Built on law and order, our nation is even now processing a next Supreme Court justice. So what’s it take to become a great brilliant incisive legal mind? Enough to not flunk out of Harvard, Yale, Stanford or NYU? Nay. Forsooth. It takes more than that. It takes the spirit.

To sharpen his mind, hone his decisions, to know a hitherto from a wherefore, Attorney General Bill Barr — schlepping to Albuquerque, NM — preordered what he wanted the galley to serve. Burger? No. Shove a salad. He requested it be supplied with little bottles of scotch.

Ask not how I know. Trust Mother. She knows.

It’s Tony time

Theaters come and now theaters go. There are 18 shows eligible (last year, 34) for Thursday’s awaited nominations for Tony’s abated shows for Broadway’s undated opening: “Frankie and Johnny in the Clair de Lune,” “Moulin Rouge!,” “Sea Wall/A Life,” “The Height of the Storm,” “The Great Society,” “Slave Play,” “Linda Vista,” “The Rose Tattoo,” “The Lightning Thief: The Percy Jackson Musical,” “The Sound Inside,” “Tina: The Tina Turner Musical,” “The Inheritance,” “My Name Is Lucy Barton,” “A Soldier’s Play,” “Grand Horizons,” “A Christmas Carol,” “Jagged Little Pill,” “Betrayal.”

Open mouths guess at nominations:

Best Musical — “Moulin Rouge!” (I still don’t know what it’s about, but it’s a big hit)
Best Play — “Slave Play” in a squeaker over “The Inheritance”
Best Revival of a Play — “Betrayal”
Best Actor in a Play — Tom Hiddleston in “Betrayal”
Best Actress in a Play — Mary-Louise Parker in “The Sound Inside”
Best Actor in a Musical — Aaron Tveit in “Moulin Rouge!”
Best Actress in a Musical — Adrienne Warren in “Tina”

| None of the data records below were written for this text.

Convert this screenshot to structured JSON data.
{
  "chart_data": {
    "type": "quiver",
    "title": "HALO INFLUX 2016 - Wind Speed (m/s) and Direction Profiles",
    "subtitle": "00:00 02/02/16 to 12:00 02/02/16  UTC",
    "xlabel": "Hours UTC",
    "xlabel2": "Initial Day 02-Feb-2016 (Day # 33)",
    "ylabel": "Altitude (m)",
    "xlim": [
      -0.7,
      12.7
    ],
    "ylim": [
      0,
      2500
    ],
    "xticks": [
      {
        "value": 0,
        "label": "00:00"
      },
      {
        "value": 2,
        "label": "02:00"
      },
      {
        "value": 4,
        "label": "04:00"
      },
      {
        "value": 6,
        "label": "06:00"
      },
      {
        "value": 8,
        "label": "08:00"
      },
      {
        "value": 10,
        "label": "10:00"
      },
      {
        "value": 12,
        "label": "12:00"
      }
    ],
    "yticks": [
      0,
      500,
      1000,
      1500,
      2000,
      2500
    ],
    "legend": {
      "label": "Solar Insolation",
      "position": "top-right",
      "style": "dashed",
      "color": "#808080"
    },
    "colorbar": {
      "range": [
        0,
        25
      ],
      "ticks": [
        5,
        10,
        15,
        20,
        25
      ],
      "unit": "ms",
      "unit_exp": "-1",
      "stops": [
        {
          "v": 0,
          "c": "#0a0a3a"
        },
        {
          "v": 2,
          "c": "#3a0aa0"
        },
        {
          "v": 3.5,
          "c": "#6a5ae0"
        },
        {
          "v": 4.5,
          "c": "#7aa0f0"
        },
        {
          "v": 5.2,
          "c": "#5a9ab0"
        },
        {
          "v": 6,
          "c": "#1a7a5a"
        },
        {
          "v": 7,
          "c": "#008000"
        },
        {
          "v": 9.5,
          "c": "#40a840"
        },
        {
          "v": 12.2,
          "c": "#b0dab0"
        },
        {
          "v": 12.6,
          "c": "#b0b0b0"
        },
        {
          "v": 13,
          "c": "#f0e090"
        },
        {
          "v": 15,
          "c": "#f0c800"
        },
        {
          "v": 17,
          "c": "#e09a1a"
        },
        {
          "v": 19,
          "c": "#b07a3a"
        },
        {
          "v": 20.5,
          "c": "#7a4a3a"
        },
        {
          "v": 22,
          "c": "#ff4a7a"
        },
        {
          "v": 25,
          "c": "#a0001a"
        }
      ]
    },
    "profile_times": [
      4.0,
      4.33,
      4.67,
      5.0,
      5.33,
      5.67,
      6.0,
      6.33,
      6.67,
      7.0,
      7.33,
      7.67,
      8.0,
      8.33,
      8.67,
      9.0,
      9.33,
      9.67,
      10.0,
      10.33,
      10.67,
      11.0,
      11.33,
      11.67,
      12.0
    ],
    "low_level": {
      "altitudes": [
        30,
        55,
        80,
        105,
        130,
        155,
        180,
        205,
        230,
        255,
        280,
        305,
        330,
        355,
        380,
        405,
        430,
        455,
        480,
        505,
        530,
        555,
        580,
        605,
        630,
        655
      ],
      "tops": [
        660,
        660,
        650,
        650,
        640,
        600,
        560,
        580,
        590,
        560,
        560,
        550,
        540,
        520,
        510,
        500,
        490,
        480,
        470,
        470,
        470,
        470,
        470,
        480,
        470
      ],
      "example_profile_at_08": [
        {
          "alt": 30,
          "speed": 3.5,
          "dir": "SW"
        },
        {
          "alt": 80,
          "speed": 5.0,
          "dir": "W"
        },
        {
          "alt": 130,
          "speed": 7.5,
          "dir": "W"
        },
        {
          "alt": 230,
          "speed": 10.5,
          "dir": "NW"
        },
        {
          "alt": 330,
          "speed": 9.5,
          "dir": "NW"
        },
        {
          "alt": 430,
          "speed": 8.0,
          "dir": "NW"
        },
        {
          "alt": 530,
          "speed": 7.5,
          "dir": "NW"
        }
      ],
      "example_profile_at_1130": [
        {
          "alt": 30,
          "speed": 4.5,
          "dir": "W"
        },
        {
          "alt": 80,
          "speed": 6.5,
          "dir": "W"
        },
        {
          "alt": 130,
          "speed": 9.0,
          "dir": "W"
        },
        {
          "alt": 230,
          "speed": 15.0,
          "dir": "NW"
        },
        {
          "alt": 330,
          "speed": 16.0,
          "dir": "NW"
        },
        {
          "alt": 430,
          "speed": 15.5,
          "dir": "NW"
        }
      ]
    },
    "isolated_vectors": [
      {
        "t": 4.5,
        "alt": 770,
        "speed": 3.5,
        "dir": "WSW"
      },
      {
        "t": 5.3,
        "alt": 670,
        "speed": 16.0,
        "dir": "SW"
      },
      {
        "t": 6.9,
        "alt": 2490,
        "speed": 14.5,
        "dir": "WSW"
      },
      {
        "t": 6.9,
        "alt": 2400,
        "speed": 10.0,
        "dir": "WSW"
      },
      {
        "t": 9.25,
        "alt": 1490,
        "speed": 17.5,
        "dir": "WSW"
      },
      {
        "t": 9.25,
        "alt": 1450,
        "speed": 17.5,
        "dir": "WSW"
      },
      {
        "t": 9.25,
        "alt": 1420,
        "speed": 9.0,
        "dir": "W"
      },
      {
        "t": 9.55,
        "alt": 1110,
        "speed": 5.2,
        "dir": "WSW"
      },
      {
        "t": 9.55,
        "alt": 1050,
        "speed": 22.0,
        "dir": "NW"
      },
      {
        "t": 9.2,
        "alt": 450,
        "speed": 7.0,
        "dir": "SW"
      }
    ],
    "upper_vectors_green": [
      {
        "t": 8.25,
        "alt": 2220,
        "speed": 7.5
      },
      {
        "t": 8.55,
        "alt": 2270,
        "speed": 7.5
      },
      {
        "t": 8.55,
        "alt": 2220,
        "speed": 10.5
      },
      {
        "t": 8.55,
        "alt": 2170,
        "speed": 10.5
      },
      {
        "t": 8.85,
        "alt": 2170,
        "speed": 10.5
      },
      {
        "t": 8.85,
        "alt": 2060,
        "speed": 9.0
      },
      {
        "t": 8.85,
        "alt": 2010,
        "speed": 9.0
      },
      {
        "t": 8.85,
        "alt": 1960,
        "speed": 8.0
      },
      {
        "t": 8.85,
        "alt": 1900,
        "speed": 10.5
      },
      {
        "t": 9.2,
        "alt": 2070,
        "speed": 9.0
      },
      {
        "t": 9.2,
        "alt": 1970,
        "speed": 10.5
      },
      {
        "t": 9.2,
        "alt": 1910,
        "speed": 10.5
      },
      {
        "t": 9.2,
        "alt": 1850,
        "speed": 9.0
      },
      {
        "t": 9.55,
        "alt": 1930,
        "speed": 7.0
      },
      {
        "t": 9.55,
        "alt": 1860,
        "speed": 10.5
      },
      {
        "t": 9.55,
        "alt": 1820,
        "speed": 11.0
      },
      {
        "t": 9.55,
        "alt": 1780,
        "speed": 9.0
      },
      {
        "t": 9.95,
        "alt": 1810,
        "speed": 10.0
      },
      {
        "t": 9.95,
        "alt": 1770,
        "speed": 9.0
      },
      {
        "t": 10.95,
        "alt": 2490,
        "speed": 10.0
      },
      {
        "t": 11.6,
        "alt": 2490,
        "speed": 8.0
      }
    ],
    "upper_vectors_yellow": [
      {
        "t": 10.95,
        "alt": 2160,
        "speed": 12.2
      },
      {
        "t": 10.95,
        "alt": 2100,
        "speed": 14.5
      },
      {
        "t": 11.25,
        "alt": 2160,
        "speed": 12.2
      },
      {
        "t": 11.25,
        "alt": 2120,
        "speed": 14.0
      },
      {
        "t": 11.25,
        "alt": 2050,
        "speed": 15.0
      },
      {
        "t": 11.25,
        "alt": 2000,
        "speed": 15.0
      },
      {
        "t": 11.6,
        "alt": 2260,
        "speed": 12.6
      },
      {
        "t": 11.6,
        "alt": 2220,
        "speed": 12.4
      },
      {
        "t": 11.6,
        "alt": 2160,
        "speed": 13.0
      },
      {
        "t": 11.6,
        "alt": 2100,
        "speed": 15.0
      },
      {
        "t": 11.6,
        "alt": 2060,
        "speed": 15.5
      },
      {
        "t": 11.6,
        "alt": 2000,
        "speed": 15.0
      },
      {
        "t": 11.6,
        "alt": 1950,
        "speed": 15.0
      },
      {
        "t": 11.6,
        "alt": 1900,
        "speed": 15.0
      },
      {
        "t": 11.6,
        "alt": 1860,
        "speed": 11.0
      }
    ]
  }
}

James Nederlander, whose shows include “Hamilton” and “Wicked:” “Besides masks and social distancing — how about onstage: kissing scenes, close dancing? Can’t do it accurately now. We have to work that out. At this minute, I only know every theater will eventually open.”


Steve Garrin at the Met museum. “A guard: ‘Please wear your mask over your nose.’ The woman: ‘Not my nose yet. I’m still paying it off.'”

Only in New York, kids, only in New York.